European Respiratory Journal, September 2014, vol./is. 44 Supp 58
UK guidance on the treatment of venous thromboembolism (VTE) recommends that patients with a first, unprovoked VTE should be screened for malignancy. This is based on two historical population-based studies which suggest that between 7.5 and 11% of patients diagnosed with an unprovoked VTE will develop cancer in the following two years. (Murchison, J. T. et al.

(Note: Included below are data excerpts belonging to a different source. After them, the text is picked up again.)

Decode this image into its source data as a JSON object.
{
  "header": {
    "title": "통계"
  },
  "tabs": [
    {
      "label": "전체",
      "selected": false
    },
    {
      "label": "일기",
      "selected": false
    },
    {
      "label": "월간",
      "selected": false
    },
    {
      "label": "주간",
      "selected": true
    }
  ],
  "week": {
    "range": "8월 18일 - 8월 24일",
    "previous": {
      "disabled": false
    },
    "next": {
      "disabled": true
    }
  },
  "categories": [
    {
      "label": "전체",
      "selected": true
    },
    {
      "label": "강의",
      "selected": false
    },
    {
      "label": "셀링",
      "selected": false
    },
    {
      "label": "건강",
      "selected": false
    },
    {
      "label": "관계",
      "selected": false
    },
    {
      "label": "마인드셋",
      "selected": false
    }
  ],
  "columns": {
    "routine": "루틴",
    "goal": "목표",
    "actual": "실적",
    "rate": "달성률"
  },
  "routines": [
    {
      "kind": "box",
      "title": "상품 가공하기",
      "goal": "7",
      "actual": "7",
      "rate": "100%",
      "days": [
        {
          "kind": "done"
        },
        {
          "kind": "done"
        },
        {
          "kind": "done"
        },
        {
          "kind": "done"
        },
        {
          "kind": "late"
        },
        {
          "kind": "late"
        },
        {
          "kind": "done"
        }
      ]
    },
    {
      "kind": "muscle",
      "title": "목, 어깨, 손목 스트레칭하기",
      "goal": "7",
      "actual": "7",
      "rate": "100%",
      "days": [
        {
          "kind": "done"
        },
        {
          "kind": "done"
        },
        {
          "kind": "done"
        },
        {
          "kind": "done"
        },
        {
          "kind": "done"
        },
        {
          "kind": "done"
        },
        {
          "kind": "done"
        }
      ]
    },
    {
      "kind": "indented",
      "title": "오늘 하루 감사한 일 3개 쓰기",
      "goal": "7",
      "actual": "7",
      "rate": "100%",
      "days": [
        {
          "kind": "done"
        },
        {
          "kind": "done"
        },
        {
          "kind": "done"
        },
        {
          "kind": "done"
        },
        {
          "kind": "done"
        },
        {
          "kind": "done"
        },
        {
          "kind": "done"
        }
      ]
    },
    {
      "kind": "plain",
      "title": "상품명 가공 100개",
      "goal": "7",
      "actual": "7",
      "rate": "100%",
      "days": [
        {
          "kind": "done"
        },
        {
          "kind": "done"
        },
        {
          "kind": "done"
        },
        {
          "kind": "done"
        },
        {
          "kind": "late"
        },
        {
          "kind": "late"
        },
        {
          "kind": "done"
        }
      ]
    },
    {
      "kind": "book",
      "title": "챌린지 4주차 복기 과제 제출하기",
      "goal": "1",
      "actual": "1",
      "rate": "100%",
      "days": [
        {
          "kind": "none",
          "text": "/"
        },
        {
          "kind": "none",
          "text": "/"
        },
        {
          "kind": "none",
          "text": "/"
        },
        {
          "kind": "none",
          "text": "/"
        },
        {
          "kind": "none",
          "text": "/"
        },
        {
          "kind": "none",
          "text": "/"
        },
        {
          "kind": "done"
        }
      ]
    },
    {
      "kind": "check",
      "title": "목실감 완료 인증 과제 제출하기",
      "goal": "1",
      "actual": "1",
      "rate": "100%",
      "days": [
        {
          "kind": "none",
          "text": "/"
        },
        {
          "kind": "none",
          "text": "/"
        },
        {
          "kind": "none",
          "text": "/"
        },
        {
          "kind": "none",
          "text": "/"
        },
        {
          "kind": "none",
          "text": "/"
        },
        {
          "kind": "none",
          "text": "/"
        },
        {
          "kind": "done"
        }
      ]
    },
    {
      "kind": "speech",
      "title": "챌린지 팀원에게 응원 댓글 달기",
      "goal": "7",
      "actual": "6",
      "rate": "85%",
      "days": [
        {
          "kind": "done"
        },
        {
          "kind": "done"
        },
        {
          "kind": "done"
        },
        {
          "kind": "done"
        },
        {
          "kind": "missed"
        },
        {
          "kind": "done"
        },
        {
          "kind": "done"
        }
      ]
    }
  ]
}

Br J Cancer 2004;91(1):92-95. Baron, J.A. et al. Lancet 1998; 351(9109):1077-1080.) We wanted to compare local figures with this historical data in order to aid local guideline development. A retrospective case note review identified 417 patients within our institution diagnosed with VTE between January 2010 and January 2011. Ten of these patients (2%) developed cancer in the two years following diagnosis. Results In 2 out of 10 of these patients, tests performed as part of the routine work-up for VTE identified abnormalities that ultimately led to a diagnosis of cancer. None of the patients had extensive malignancy screening as advocated by current UK guidance. Within our local population, the risk of developing cancer in the two years following an unprovoked VTE appears to be significantly less than figures quoted in the literature. UK guidelines may not reflect current medical practice, which could be identifying cancer earlier, nor does it take into account the possibility of regional and national variations of disease. A cautious approach should be taken when counselling patients regarding future cancer risk and when considering further investigations for malignancy.